Ora, idêntico entendimento é de perfilhar num caso como o dos autos, por identidade de razão e sob pena de se desvirtuar a ratio legis subjacente às excepções legais à possibilidade de compensação por iniciativa da Administração tributária, qual seja a de que “a compensação só se dever efectuar relativamente a dívidas sobre as quais não haja controvérsia”.
A controvérsia, no caso dos autos e no momento em que a compensação operou, respeitava não apenas à legalidade da dívida compensada (objecto de impugnação judicial), como também à legalidade do despacho que indeferira a garantia oferecida para suspender a execução, razão pela qual, enquanto esta controvérsia se não encontrasse judicialmente e definitivamente sanada a compensação por iniciativa da Administração tributária não podia legalmente operar, como bem decidido.
Tendo operado, automaticamente ou não (o que é irrelevante para apreciar da legalidade do acto, pois que os sistemas informáticos se têm de conformar com a lei, correctamente interpretada, e não o inverso…) está o acto de compensação ferido, ab initio, de vício de violação de lei, sendo por isso anulável e tendo sido bem anulado.
Observe-se, aliás, que, a reclamação judicial prevista nos artigos 276,.º e seguintes do CPPT é tramitada no próprio processo de execução fiscal, como decorre do disposto na alínea d) do artigo 101.º da Lei Geral Tributária e na alínea n) do n.º 1 do artigo 97.º do CPPT, o que tem como corolário, como explica JORGE LOPES DE SOUSA (Código de Procedimento e de Processo Tributário anotado e comentado, volume IV, 6.ª ed., 2011, Lisboa, Áreas Editora, p. 286 – nota 2 b) ao art. 277.º do CPPT), que a reclamação vem a ter efeito suspensivo do processo de execução fiscal (…), bem como a proibição de tramitação da execução fiscal após a subida do processo ao tribunal (cfr. JORGE LOPES DE SOUSA, op. cit., p. 287 – nota 2c) ao art. ..º do CPPT).

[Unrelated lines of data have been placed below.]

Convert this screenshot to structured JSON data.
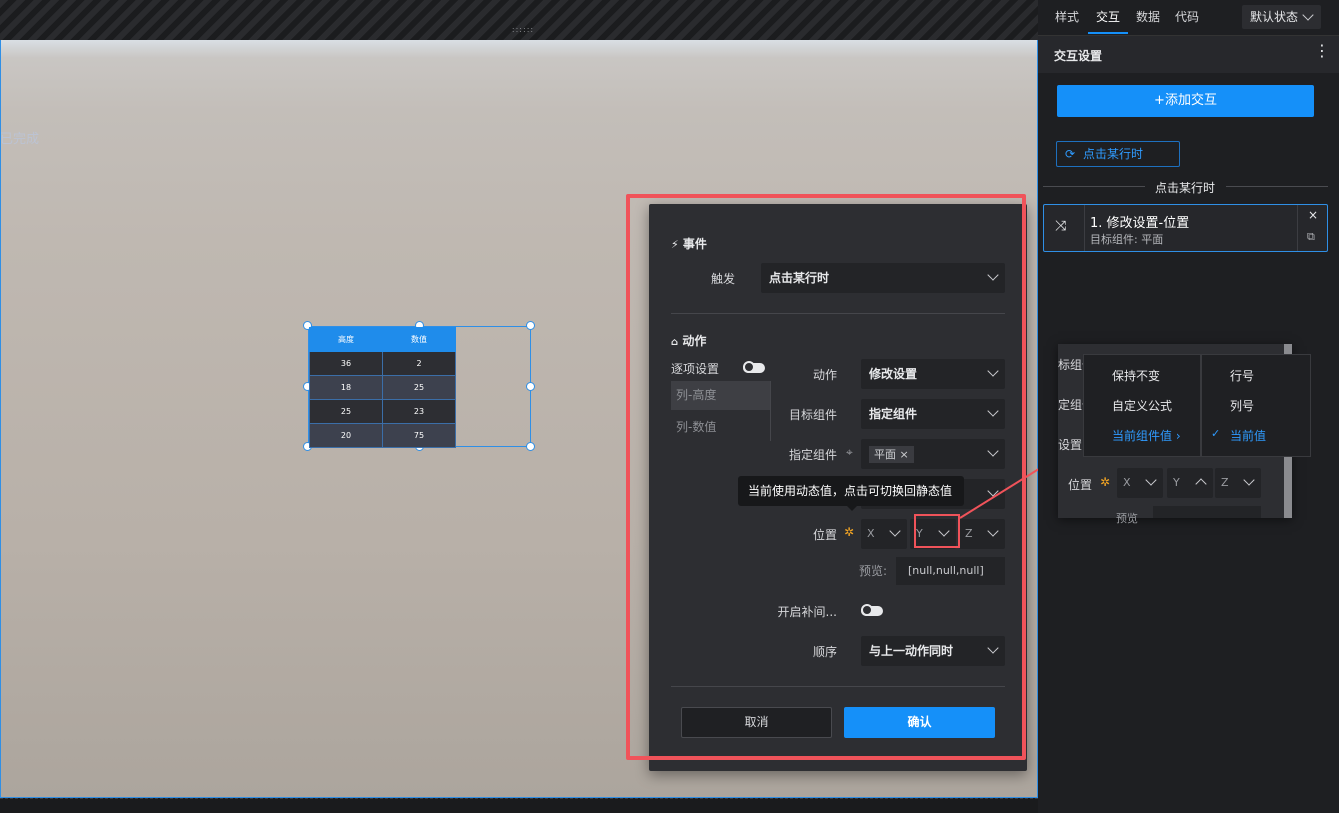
{
  "canvas": {
    "grip": "::::::",
    "done_text": "已完成"
  },
  "table_widget": {
    "headers": [
      "高度",
      "数值"
    ],
    "rows": [
      [
        "36",
        "2"
      ],
      [
        "18",
        "25"
      ],
      [
        "25",
        "23"
      ],
      [
        "20",
        "75"
      ]
    ]
  },
  "dialog": {
    "event_title": "事件",
    "trigger_label": "触发",
    "trigger_value": "点击某行时",
    "action_title": "动作",
    "item_settings_label": "逐项设置",
    "item_list": [
      "列-高度",
      "列-数值"
    ],
    "action_label": "动作",
    "action_value": "修改设置",
    "target_label": "目标组件",
    "target_value": "指定组件",
    "specified_label": "指定组件",
    "specified_tag": "平面",
    "position_label": "位置",
    "x_label": "X",
    "y_label": "Y",
    "z_label": "Z",
    "preview_label": "预览:",
    "preview_value": "[null,null,null]",
    "tween_label": "开启补间...",
    "order_label": "顺序",
    "order_value": "与上一动作同时",
    "cancel_label": "取消",
    "confirm_label": "确认",
    "tooltip": "当前使用动态值，点击可切换回静态值"
  },
  "panel": {
    "tabs": [
      "样式",
      "交互",
      "数据",
      "代码"
    ],
    "active_tab": "交互",
    "state_select": "默认状态",
    "header_title": "交互设置",
    "add_button": "+添加交互",
    "event_chip": "点击某行时",
    "event_divider_label": "点击某行时",
    "action_card_title": "1. 修改设置-位置",
    "action_card_sub": "目标组件: 平面"
  },
  "popup_preview": {
    "partial_labels": [
      "标组件",
      "定组件",
      "设置"
    ],
    "position_label": "位置",
    "x_label": "X",
    "y_label": "Y",
    "z_label": "Z",
    "preview_partial": "预览",
    "menu1": [
      "保持不变",
      "自定义公式",
      "当前组件值"
    ],
    "menu1_active": "当前组件值",
    "menu2": [
      "行号",
      "列号",
      "当前值"
    ],
    "menu2_checked": "当前值"
  },
  "colors": {
    "accent": "#1590f9",
    "highlight": "#f0535a",
    "selection": "#2f8fe6"
  }
}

Acresce que, mesmo que assim se não entendesse, o facto de, já posteriormente à compensação, o acto de indeferimento da garantia (fiança) oferecida ter sido definitivamente anulado (cfr. os números 11 a 13 do probatório fixado) por acórdão transitado em julgado, sempre tornaria nula a decisão de compensação, ex vi do disposto na alínea i) do n.º 2 do artigo 133.º do Código de Procedimento Administrativo, enquanto acto consequente do acto de indeferimento da garantia oferecida, como decidido por este Supremo Tribunal por Acórdão de 29 de Fevereiro do corrente ano, proferido no recurso n.º 37/12, para cuja fundamentação se remete.
Pelo exposto, necessário é concluir que o recurso não merece provimento.
- Decisão -
7 - Termos em que, face ao exposto, acordam os juízes da Secção de Contencioso Tributário do Supremo Tribunal Administrativo em negar provimento ao recurso e confirmar a sentença recorrida.
Custas pela recorrente.
Lisboa, 12 de Setembro de 2012. – Isabel Marques da Silva (relatora) – Lino Ribeiro – Dulce Neto.